What We’re Reading: Other Lenses

  • Author: A Conrick
  • Date: May 11, 2018

The Nursery School scooter park at Goldfield School, Tring

There are a few indirect ways to think about mobility management. NCMM embraces these methods, such as design thinking, as ways to guide communities in thinking outside of the box. By making leaders use perspectives outside of their daily tasks, it can assist in innovative thinking and can directly positively contribute to their work.

This week’s news reflects this idea of considering issues and industries adjacent to mobility management. Instead of directly taking on people’s movement, mobility managers can find inspiration or solutions through certain analogues to achieve their own missions.

By taking an alternative look at people’s access to resources inside the city, Minneapolis, Minnesota, may have uncovered a successful approach to redesigning its bus routes and rebuilding ridership. While residents may resist new amenities in a neighborhood for fear of generating traffic, one author argues that Minneapolis' grocery boom actually fights congestion because, while a store generates more trips, it brings food closer to people. As a result, those trips won’t happen by car, but by foot or bike, since those become more convenient modes. Building grocery stores near population centers is also an effective way to reduce the mobility barrier to accessing healthy food and therefore easing at least one strain on a community’s needs.

From a funding perspective, vehicular traffic tends to overshadow public transit and mobility management. So while it’s exciting to pass new revenue measures dedicated to transit funding, the lack of transit’s inclusion as a priority in the regular budgeting process brings into question if the current approach actually undermines services’ long-term stability. If road improvements can be part of the regular budget process, shouldn’t all mobility options? In the meantime, there is no need to despair, as creative funding sources abound (such as the pastries that bankroll the Budapest metro) and give mobility managers room to explore a wide range of possibilities

The quick rise of shared electric scooters in some big cities also shows the possibilities of thinking creatively about mobility. The surge in the use of these scooters shows how watching the way customers use services can provide insight into further improvements in local mobility options.
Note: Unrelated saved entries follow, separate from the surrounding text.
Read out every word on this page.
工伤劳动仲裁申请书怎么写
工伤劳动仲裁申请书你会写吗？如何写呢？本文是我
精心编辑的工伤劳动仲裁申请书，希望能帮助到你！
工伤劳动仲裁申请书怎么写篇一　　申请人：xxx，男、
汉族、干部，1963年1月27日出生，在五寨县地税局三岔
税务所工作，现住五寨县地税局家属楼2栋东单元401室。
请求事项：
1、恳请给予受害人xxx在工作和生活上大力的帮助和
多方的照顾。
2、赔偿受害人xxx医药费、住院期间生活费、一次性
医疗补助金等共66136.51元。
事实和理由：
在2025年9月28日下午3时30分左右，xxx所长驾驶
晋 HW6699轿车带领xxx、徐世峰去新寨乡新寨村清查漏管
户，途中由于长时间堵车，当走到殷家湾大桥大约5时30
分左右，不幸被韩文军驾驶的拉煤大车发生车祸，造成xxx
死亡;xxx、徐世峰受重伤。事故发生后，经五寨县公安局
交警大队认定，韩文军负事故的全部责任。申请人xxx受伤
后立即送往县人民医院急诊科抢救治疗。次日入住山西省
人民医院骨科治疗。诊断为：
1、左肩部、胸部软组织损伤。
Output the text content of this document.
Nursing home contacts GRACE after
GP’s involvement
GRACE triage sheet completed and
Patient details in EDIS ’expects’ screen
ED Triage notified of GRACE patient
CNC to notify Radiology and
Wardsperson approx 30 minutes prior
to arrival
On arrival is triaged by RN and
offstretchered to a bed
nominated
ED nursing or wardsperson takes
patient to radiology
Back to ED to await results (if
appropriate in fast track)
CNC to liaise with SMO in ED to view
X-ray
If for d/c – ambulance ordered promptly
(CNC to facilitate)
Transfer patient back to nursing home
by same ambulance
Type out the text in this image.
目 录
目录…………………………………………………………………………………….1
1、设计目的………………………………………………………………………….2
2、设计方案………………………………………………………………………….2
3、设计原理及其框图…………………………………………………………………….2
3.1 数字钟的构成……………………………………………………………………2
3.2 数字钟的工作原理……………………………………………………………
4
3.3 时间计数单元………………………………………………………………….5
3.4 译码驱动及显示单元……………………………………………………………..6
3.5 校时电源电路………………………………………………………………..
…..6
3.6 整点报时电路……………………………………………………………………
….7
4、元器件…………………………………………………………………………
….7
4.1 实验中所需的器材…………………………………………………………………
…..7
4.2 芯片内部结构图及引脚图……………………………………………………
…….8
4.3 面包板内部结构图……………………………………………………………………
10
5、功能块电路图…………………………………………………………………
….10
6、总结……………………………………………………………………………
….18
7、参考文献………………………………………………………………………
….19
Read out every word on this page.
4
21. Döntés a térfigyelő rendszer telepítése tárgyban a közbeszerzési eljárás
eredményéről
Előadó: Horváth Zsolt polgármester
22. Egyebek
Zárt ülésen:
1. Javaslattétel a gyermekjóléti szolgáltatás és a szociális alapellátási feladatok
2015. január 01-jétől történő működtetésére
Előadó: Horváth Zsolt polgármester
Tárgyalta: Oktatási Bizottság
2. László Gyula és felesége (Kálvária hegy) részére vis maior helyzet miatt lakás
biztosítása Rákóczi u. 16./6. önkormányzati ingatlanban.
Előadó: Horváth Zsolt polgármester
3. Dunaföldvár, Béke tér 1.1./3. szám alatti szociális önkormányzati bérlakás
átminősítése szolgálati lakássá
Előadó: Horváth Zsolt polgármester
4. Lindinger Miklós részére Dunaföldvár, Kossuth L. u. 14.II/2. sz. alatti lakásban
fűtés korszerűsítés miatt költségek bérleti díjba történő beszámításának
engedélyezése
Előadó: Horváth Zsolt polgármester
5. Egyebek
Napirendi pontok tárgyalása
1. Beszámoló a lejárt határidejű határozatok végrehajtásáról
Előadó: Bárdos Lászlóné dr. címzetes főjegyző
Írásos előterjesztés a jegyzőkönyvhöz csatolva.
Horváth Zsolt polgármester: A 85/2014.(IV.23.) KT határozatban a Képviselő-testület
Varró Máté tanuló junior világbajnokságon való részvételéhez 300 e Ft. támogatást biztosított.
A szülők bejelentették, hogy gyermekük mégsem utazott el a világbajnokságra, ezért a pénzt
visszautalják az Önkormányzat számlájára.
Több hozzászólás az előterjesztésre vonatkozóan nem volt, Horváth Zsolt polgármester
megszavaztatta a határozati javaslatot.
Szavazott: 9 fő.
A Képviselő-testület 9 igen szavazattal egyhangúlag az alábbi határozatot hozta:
This author argues that scooters present an incredible potential for addressing the specific mobility needs of children and older adults, but highlights that it will take a lot of engagement with the companies deploying these fleets to ensure they live up to the challenge.

Looking beyond our current networks can expand the potential for finding insights that lead to success. Though transit ridership has been falling in American cities (and rising in rural communities), Canada’s urban centers have seen transit usage climb in recent years. Since Canadian cities hold a number of strong parallels to American counterparts, they can be a helpful lens to show how mobility professionals might better engage their own communities in the services at their disposal – or encourage them to support even more options.